The week-long inquest was “very uncomfortable”, Dr Stewart recalled, but the hospital maintained its policy of transparency and admission of mistakes.

“The media who had been camped outside with their big lenses, were gone when we got out. Because when the coroner gave the verdict there was no controversy, no horror story.”

Following the verdict, the report was published as “we told the family we have nothing to hide and will publish every detail”.

There are many reasons not to be transparent, he said, adding that the fear of reputational damage, being treated unfairly and litigation is very real. However, being transparent worked, Dr Stewart maintained, because if the hospital had approached the situation any other way, it would have ended up in a much worse situation.
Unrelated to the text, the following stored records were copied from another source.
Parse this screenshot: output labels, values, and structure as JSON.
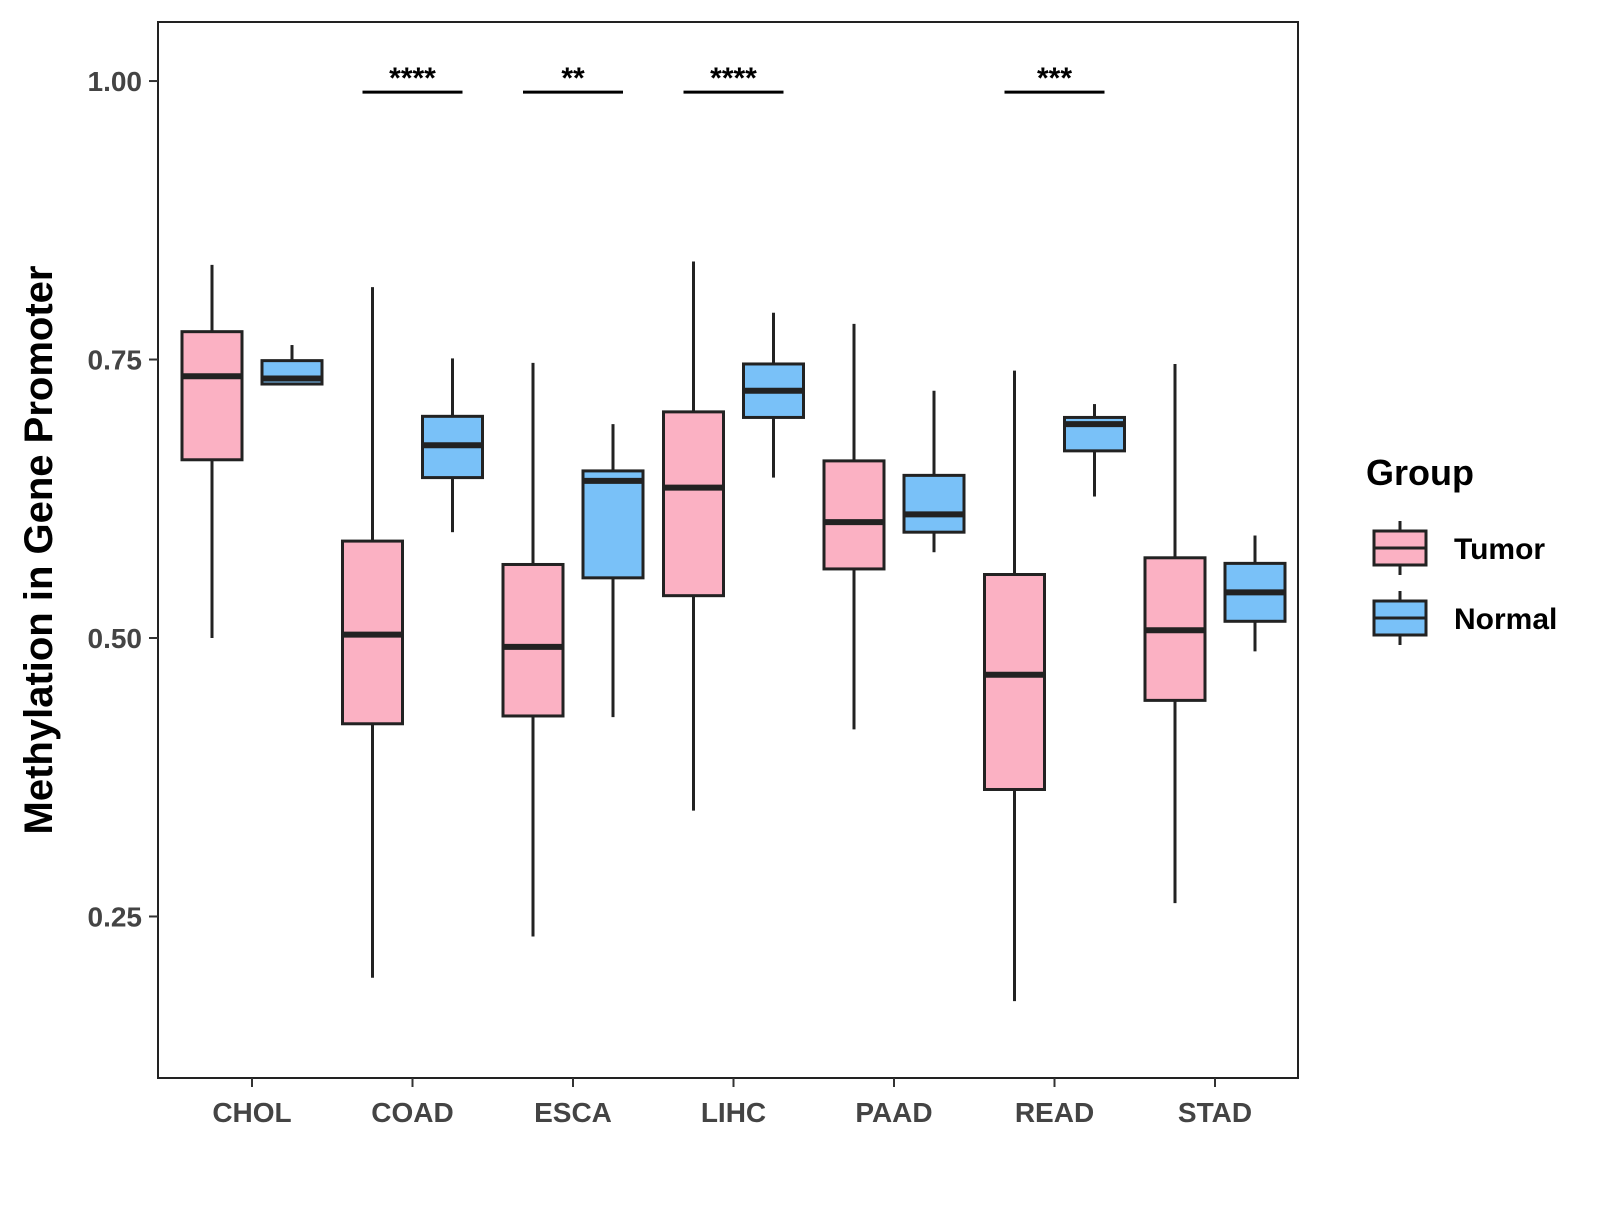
{
  "chart_data": {
    "type": "boxplot",
    "title": "",
    "xlabel": "",
    "ylabel": "Methylation in Gene Promoter",
    "ylim": [
      0.105,
      1.053
    ],
    "yticks": [
      0.25,
      0.5,
      0.75,
      1.0
    ],
    "ytick_labels": [
      "0.25",
      "0.50",
      "0.75",
      "1.00"
    ],
    "categories": [
      "CHOL",
      "COAD",
      "ESCA",
      "LIHC",
      "PAAD",
      "READ",
      "STAD"
    ],
    "grid": false,
    "legend": {
      "title": "Group",
      "position": "right"
    },
    "series": [
      {
        "name": "Tumor",
        "color": "#FBB1C3",
        "boxes": [
          {
            "category": "CHOL",
            "whisker_low": 0.5,
            "q1": 0.66,
            "median": 0.735,
            "q3": 0.775,
            "whisker_high": 0.835
          },
          {
            "category": "COAD",
            "whisker_low": 0.195,
            "q1": 0.423,
            "median": 0.503,
            "q3": 0.587,
            "whisker_high": 0.815
          },
          {
            "category": "ESCA",
            "whisker_low": 0.232,
            "q1": 0.43,
            "median": 0.492,
            "q3": 0.566,
            "whisker_high": 0.747
          },
          {
            "category": "LIHC",
            "whisker_low": 0.345,
            "q1": 0.538,
            "median": 0.635,
            "q3": 0.703,
            "whisker_high": 0.838
          },
          {
            "category": "PAAD",
            "whisker_low": 0.418,
            "q1": 0.562,
            "median": 0.604,
            "q3": 0.659,
            "whisker_high": 0.782
          },
          {
            "category": "READ",
            "whisker_low": 0.174,
            "q1": 0.364,
            "median": 0.467,
            "q3": 0.557,
            "whisker_high": 0.74
          },
          {
            "category": "STAD",
            "whisker_low": 0.262,
            "q1": 0.444,
            "median": 0.507,
            "q3": 0.572,
            "whisker_high": 0.746
          }
        ]
      },
      {
        "name": "Normal",
        "color": "#79C1F8",
        "boxes": [
          {
            "category": "CHOL",
            "whisker_low": 0.728,
            "q1": 0.728,
            "median": 0.733,
            "q3": 0.749,
            "whisker_high": 0.763
          },
          {
            "category": "COAD",
            "whisker_low": 0.595,
            "q1": 0.644,
            "median": 0.673,
            "q3": 0.699,
            "whisker_high": 0.751
          },
          {
            "category": "ESCA",
            "whisker_low": 0.429,
            "q1": 0.554,
            "median": 0.641,
            "q3": 0.65,
            "whisker_high": 0.692
          },
          {
            "category": "LIHC",
            "whisker_low": 0.644,
            "q1": 0.698,
            "median": 0.722,
            "q3": 0.746,
            "whisker_high": 0.792
          },
          {
            "category": "PAAD",
            "whisker_low": 0.577,
            "q1": 0.595,
            "median": 0.611,
            "q3": 0.646,
            "whisker_high": 0.722
          },
          {
            "category": "READ",
            "whisker_low": 0.627,
            "q1": 0.668,
            "median": 0.692,
            "q3": 0.698,
            "whisker_high": 0.71
          },
          {
            "category": "STAD",
            "whisker_low": 0.488,
            "q1": 0.515,
            "median": 0.541,
            "q3": 0.567,
            "whisker_high": 0.592
          }
        ]
      }
    ],
    "annotations": [
      {
        "category": "COAD",
        "label": "****",
        "y": 0.99
      },
      {
        "category": "ESCA",
        "label": "**",
        "y": 0.99
      },
      {
        "category": "LIHC",
        "label": "****",
        "y": 0.99
      },
      {
        "category": "READ",
        "label": "***",
        "y": 0.99
      }
    ]
  }
}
However, he did identify other areas where the hospital’s response could have been better. “In the 18 months while we waited for the inquest, we developed a media strategy and I received media training. I realised that communication techniques can be taught.”

The hospital’s biggest flaw was the absence of a plan, Dr Stewart acknowledged.
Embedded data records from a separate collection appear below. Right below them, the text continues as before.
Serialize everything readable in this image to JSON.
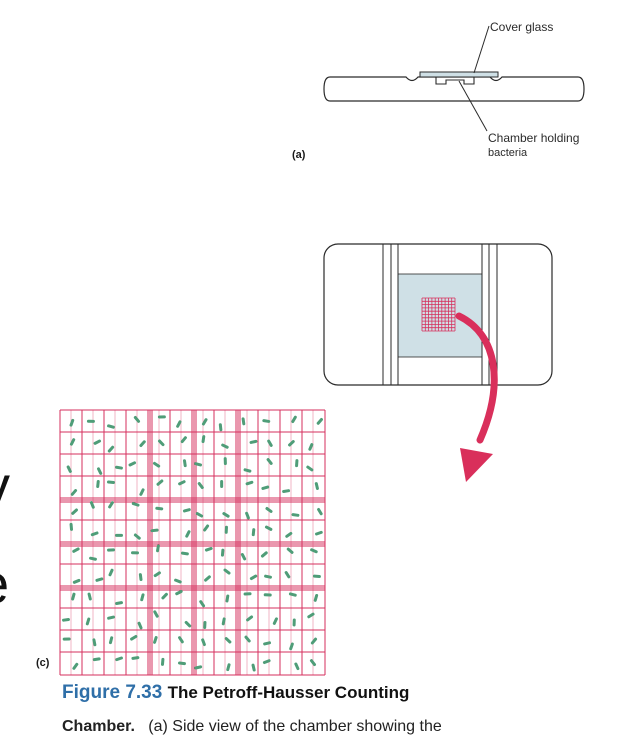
{
  "colors": {
    "grid": "#d62f5d",
    "arrow": "#d92f5b",
    "bacteria": "#4f9d78",
    "chamber_fill": "#cfe0e6",
    "caption_accent": "#2f6fa8"
  },
  "panel_a": {
    "letter": "(a)",
    "cover_glass_label": "Cover glass",
    "chamber_label_line1": "Chamber holding",
    "chamber_label_line2": "bacteria"
  },
  "panel_b": {},
  "panel_c": {
    "letter": "(c)"
  },
  "left_edge": {
    "glyph1": "y",
    "glyph2": "e"
  },
  "caption": {
    "figure_number": "Figure 7.33",
    "title": "The Petroff-Hausser Counting",
    "line2_bold": "Chamber.",
    "line2_text": "(a) Side view of the chamber showing the"
  }
}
He also felt he did not recognise the distress and trauma for front-line staff, senior staff and himself. “That was my responsibility and I missed it.”

He pointed out that resources are available online to help deal with second victim syndrome, including on the Institute for Healthcare Improvement website,

Dr Stewart stressed that organisations should not treat crises as if they are a unique event, as most things can be planned and trained for. “But the underlying principle has to be complete and utter transparency.”

Whatever the event, an organisation can control its response to it and “if an organisation reacts well, you start to rebuild trust”. However, a clumsy initial response can compound the damage, and failure to learn means being condemned to a cycle of constant crisis, he warned.

Dr Stewart added that during any such event, the organisation’s priorities should be patients and families, staff and finally itself. “So many organisations start the other way around.”

There is now a legal duty of candour in the NHS “which I think is a great thing” but he added that training should be given to accompany this requirement.